In The House of Yes, set around another storm-drenched Thanksgiving gathering, another son's new fiancee is challenged by a psychopathic little sister who is bloodily obsessed with Jackie Onassis. In Star Maps a son enlists in his "estranged and corrupt" father's male prostitution racket in California.

Star Maps - along with several other films - enjoyed the Sundance fairy tale. Halfway through a screening, studio representatives grabbed the producer and took him out to a car, then corralled the director. The film - paradoxically rejected by Cannes - was snapped up for a reported $2m, with a promise of future deals for the production team. "I'm so excited," said Jeff Betancourt, an editor. "It was beyond our wildest dreams."

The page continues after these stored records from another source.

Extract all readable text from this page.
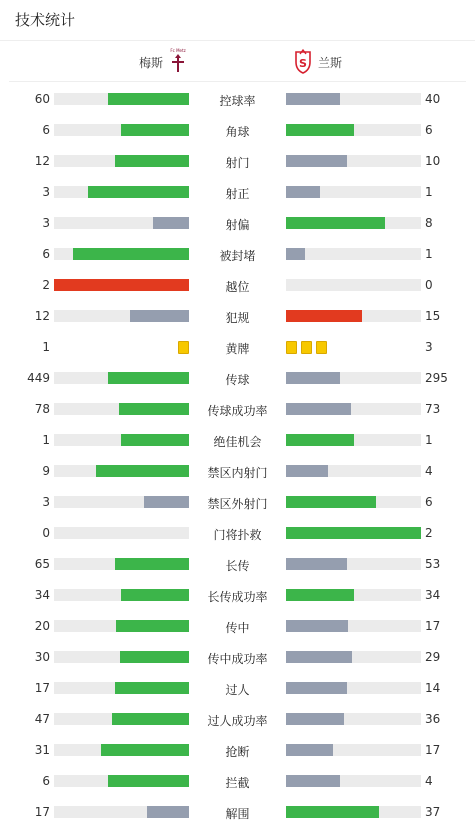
技术统计
梅斯
Fc Metz
S 兰斯
60	控球率	40
6	角球	6
12	射门	10
3	射正	1
3	射偏	8
6	被封堵	1
2	越位	0
12	犯规	15
1	黄牌	3
449	传球	295
78	传球成功率	73
1	绝佳机会	1
9	禁区内射门	4
3	禁区外射门	6
0	门将扑救	2
65	长传	53
34	长传成功率	34
20	传中	17
30	传中成功率	29
17	过人	14
47	过人成功率	36
31	抢断	17
6	拦截	4
17	解围	37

Peter Baxter, a 31-year-old British independent director, complained that this kind of grabfest - one Hollywood agency sent a staff of 15 to scout films - smacks of an "imperialist" attitude, and accounts for the lacklustre flavour.

He and other young film-makers helped form Slamdance, a populist alternative, though it already has a corporate sponsor and sold-out screenings. This year too saw Slumdance, an artsy, grungy affair staged in a Main Street basement stinking of incense. Slim Chance, it is joked, will be next.

Downright weirdness still enjoys a certain cachet at Sundance, however. "It wasn't really about necrophilia," said Tracy Flanagan, a screenwriter who was queuing at 6.30am for tickets. The film in question, Kissed, is described in the programme, however, as a "sensual exploration of a young woman's unusual journey into necrophilia", after she takes a job at a mortuary.

"It's a metaphor for someone who had the guts to cross over to something else," Tracy insisted. "Beautifully graphic."